Pas de nostalgie ou de campagne rétrospective pour célébrer les trente ans de Canal+. Pour illustrer ses valeurs (pop culture, exclusivité, dérision, humour), la chaîne cryptée a préféré opter pour une programmation spéciale. Un prime time exceptionnel «La Boîte à musique»,  sera présenté le 7 novembre par PPD et Michel Denisot. On retrouvera aussi une soirée zapping incluant la diffusion du carton cinématographique Gravity, ou encore un site événementiel, qui révélera chaque jour un contenu inédit. Sans oublier une exposition au Palais de Tokyo, conçue par l'artiste Xavier Veilhan, avec portraits et images issues des programmes.

Le 4 novembre 1984, à 8 heures, André Rousselet lançait en direct Canal+, première chaîne de télévision privée en France. Pour la première fois, un boîtier, lointain précurseur des box ADSL, entrait dans les foyers des 186 000 abonnés «fondateurs», qui se sont engagés à débourser 140 francs par mois (21,34 euros) pour regarder une chaîne où le cinéma et le sport sont rois.

Une naissance étroitement chaperonnée par le groupe Havas. Une convention lie en effet dès 1982 l'Etat au groupe médias, présidé par André Rousselet. Celui qui devint l'historique président-fondateur de Canal+ s'entoura très vite de Pierre Lescure et d'Alain de Greef.

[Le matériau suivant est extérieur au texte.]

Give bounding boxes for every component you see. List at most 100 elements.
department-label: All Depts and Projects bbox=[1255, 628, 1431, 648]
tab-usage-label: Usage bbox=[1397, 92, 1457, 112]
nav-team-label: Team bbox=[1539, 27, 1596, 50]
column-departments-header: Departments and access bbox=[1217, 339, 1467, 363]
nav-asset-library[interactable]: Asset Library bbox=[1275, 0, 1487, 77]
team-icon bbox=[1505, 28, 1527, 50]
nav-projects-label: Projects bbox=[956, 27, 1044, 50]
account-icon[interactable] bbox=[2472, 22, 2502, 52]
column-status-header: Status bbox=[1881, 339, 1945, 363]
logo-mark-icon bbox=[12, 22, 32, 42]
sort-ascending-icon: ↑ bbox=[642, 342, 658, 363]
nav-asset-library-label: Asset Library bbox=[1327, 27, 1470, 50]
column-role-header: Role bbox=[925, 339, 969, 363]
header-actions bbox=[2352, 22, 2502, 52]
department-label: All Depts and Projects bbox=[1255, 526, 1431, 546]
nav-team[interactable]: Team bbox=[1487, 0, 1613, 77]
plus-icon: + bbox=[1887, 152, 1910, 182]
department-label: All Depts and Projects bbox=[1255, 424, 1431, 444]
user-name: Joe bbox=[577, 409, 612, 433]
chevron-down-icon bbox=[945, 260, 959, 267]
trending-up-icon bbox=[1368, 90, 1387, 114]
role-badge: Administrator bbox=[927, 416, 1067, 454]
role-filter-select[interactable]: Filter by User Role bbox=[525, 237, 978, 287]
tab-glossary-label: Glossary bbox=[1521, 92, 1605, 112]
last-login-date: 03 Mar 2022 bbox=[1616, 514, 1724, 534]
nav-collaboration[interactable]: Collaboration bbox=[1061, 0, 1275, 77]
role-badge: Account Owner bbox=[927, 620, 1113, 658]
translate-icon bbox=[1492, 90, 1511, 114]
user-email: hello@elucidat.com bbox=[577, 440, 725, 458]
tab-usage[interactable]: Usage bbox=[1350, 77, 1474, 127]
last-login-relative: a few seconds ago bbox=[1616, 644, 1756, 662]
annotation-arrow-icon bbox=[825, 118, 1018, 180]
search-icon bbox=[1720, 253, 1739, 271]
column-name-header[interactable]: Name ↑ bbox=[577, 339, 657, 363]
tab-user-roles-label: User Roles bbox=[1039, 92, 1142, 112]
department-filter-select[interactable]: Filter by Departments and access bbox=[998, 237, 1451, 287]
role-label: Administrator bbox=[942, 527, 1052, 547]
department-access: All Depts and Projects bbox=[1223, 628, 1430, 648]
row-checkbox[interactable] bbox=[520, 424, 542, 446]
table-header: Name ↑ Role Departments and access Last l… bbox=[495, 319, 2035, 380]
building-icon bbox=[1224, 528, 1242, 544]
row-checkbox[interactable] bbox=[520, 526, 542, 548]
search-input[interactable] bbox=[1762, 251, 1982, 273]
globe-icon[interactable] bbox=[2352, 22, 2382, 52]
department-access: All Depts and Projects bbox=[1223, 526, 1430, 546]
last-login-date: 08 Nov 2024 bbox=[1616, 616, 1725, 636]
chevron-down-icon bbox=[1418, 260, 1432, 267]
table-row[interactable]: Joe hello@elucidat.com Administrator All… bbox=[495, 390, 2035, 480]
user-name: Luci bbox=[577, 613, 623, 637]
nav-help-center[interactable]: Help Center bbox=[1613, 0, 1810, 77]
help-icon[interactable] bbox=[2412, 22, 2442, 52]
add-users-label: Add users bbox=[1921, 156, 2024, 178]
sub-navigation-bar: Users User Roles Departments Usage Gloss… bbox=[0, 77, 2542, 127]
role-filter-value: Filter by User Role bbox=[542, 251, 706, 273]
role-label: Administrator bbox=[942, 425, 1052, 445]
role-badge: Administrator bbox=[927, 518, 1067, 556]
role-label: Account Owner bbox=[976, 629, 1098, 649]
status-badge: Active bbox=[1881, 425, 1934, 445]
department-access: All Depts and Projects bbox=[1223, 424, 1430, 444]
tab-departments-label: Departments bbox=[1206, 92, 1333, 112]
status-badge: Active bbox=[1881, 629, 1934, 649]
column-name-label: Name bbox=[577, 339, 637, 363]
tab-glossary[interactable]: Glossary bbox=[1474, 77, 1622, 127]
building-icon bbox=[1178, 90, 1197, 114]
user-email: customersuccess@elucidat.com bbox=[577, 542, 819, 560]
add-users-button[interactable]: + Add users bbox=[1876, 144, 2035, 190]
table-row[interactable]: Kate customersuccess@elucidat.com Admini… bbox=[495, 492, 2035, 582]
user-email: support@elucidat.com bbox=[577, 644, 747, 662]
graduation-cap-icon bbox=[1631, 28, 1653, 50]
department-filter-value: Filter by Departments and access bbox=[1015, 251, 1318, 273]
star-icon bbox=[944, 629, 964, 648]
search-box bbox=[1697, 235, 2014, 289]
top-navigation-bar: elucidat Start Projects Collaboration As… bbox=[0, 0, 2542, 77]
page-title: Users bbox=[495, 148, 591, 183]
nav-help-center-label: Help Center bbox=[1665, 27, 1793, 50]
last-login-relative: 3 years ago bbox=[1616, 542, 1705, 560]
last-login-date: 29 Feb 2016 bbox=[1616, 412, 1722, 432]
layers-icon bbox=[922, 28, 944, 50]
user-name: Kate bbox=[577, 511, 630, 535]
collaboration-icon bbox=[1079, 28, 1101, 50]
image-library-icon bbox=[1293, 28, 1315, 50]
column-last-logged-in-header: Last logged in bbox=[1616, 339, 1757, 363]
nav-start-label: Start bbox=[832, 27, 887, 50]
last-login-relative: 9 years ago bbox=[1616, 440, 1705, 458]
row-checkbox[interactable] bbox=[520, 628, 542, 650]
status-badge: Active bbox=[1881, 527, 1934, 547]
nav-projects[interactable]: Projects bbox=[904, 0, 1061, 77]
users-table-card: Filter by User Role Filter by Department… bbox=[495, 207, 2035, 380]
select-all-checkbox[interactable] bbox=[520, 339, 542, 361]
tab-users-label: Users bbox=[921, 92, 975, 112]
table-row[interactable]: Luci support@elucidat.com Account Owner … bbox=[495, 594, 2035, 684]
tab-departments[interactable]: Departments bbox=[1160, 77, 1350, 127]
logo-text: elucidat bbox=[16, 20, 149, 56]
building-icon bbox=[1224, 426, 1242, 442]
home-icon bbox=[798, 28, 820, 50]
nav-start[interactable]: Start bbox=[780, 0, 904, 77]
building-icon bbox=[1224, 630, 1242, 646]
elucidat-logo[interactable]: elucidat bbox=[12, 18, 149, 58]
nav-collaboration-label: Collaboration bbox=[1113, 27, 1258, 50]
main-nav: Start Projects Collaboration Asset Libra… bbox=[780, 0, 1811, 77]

«Naturellement», Eurocom, la filiale publicitaire historique d'Havas, est en charge de la création publicitaire de la chaîne. Elle le restera jusqu'en 1994.

 

Comme une marque de luxe

 

En septembre 1984, Canal+ lance ses premières campagnes publicitaires. Les messages radio comportent «sept spots prononcés par Pierre Lescure pendant 15 jours», détaille alors Stratégies. La chaîne lance aussi un appel à sponsoring d'émissions, censé représenter 10 à 15% de ses recettes. Vingt-cinq annonceurs, dont Signal, L'Oréal et Coca-Cola, ne tardent pas à se manifester.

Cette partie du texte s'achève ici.